Coming to a region in conflict as a federalist can be a naive standpoint since hard security aspects and the safeguarding of national sovereignty and identity are the priority (comparable to the situation in Ukraine). Nevertheless, the multi-ethnic region has seen attempts at federalisation through the Transcaucasian Federation of 1918 and the Transcaucasian Socialist Federative Soviet Republic (TSFSR) of 1922-1936, which was, however, paired with the later integration into the Soviet Union and can not be considered a completely free and democratic federalist project. Throughout history, attempts at self-governance and federal structures were suppressed by Russian hegemonic claims on the region.

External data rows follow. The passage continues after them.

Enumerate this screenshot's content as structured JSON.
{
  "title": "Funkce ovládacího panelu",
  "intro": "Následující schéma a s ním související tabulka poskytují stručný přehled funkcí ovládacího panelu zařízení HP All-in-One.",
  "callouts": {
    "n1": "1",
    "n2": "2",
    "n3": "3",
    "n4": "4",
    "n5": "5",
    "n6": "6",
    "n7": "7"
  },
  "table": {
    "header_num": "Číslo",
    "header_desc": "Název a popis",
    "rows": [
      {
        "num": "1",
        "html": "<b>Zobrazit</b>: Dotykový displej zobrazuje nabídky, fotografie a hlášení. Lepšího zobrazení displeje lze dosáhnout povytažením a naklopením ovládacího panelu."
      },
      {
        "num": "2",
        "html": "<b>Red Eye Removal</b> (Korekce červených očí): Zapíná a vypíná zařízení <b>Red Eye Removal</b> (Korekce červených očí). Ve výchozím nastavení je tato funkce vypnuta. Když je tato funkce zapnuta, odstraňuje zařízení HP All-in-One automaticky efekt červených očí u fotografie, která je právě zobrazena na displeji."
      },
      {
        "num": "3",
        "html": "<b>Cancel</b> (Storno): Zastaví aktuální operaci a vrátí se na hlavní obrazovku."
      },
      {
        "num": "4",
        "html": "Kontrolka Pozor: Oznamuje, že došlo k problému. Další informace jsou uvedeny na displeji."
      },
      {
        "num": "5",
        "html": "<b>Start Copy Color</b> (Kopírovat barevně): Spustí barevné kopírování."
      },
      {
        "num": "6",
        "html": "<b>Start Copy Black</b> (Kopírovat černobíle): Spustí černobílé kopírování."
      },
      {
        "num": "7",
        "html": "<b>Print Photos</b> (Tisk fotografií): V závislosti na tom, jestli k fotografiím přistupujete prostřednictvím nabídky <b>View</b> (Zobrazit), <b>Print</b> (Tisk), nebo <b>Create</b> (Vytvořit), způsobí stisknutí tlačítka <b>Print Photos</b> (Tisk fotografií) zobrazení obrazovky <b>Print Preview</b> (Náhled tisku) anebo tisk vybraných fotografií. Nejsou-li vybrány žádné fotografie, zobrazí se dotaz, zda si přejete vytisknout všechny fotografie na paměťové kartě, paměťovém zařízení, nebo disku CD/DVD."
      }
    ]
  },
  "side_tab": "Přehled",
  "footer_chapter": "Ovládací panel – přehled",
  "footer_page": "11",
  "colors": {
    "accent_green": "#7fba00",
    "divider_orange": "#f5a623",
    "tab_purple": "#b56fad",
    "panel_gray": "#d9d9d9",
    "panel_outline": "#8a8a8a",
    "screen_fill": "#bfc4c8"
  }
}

When it comes to the EU, federalist values can manifest themselves in a federalist foreign policy closely connected with FFP approaches. A federalist foreign policy promotes positive peace, which goes beyond the sole absence of war but ensures sustainable peacebuilding and security. This can, however, only be put into practice if necessary changes to the treaties of the EU happen, a real European Democracy with a common foreign policy is established, and divisions within Europe are overcome. No country in Europe has so far successfully implemented a coherent FFP. Feminist and federalist values in external action can only thrive if national foreign policies are exchanged for a sovereign Europe dismantling global power relations and putting the well-being of the people at its core.
The history of the conflict between Armenia and Azerbaijan has shown that the absence of acts of war has not led to a safe and prosperous life for the people. Here, an intersectional federalist lens stressing the unity of humankind in peace can even expand the understanding of affected groups. Moreover, mandatorily including women in peace talks when the EU is the mediator would make Europe a real actor for peace in the world, based on the federalist values of democratic political representation of all groups of society.
In the end, promoting federalism means promoting peace in the world, giving the voice of communities on the ground a resonance chamber, and building a democratic federalist society governed by common institutions. Including feminist and intersectional thought is crucial to unpack certain levels of prevailing power relations and dismantle them. Concepts around FFP and the Women, Peace, Security Agenda are important tools for advancing the creation of a federalist society and should be approached in a much more integrated manner.